The other way that NFT helps in resolving liquidity issues in DeFi is by applying tokenization of those NFTs. The tokenization will quickly prepare an illiquid asset. For example, a piece of art that is easily tradable.
NFT Ownership and DeFi
The use of Defi platforms ingrained with NFTs in the music industry is a revolution for artists. NFT plays a very significant role in facilitating ownership rights and profits to the original creators. Those who own the NFTs will earn a fair share of the streaming revenue yielded by the songs. Maintaining provable earnings through an NFT furthermore functions as an effective form of collateral and can unlock the gates to under-collateralized loans. In the DeFi only space, this facility is currently not possible. Hence, the presence of NFT is a plus for Defi space.
The monetization of creative works using NFTs will proceed to be a considerable part of the NFT space. Still, it will more likely take the form of licensing, copyright ownership, and royalty sharing.
Solving issue of curve model
Another prominent example where NFT ownership plays a significant role in DeFi space is how they work together to resolve the curve model issue. One of the updated versions of Defi protocols that introduced the curve model concerning liquidity pools. The curve model was created to distribute liquidity all across the entire curve, meaning that a large build-up of liquidity was not producing payments for providers.

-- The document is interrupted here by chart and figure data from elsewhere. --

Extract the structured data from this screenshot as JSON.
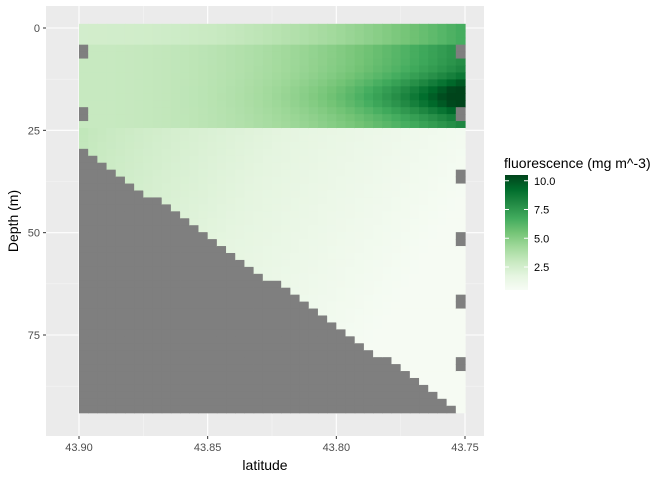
{
  "chart_data": {
    "type": "heatmap",
    "title": "",
    "xlabel": "latitude",
    "ylabel": "Depth (m)",
    "x_reversed": true,
    "y_reversed": true,
    "xlim": [
      43.75,
      43.905
    ],
    "ylim": [
      0,
      95
    ],
    "x_ticks": [
      43.9,
      43.85,
      43.8,
      43.75
    ],
    "x_tick_labels": [
      "43.90",
      "43.85",
      "43.80",
      "43.75"
    ],
    "y_ticks": [
      0,
      25,
      50,
      75
    ],
    "y_tick_labels": [
      "0",
      "25",
      "50",
      "75"
    ],
    "grid": true,
    "na_color": "#7f7f7f",
    "legend": {
      "title": "fluorescence (mg m^-3)",
      "position": "right",
      "min": 0.5,
      "max": 10.5,
      "ticks": [
        2.5,
        5.0,
        7.5,
        10.0
      ],
      "tick_labels": [
        "2.5",
        "5.0",
        "7.5",
        "10.0"
      ],
      "low_color": "#f7fcf5",
      "high_color": "#00441b"
    },
    "grid_spec": {
      "lat_start": 43.9,
      "lat_end": 43.75,
      "lat_step": 0.0036,
      "depth_start": 0,
      "depth_end": 95,
      "depth_step": 1.7
    },
    "field_description": {
      "surface_band_depth": [
        0,
        25
      ],
      "surface_band_value_west": 3.0,
      "surface_band_value_east": 8.0,
      "chlorophyll_max_depth": 17,
      "chlorophyll_max_value": 10.3,
      "deep_layer_value_west": 3.2,
      "deep_layer_value_east": 0.8,
      "bottom_depth_west": 30,
      "bottom_depth_east": 95
    }
  }
}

With the assistance of NFT space, they introduced a facility to select desired custom price sizes for liquidity providers to evaluate their capital to resolve this issue. This boosts their exposure to needed assets and reduces their downside risk.
NFTs signify cryptographic tokens which are considered valuable due to their security and need. With a combination of decentralized financial goods, special financial services can be produced by using these tokens. Possible use cases for this kind of technical innovation involve in-game currencies, investments, or liquidity mining. Indeed, there are endless roles that NFTs can play in DeFi space. There is more to be seen what exciting projects will be appearing soon.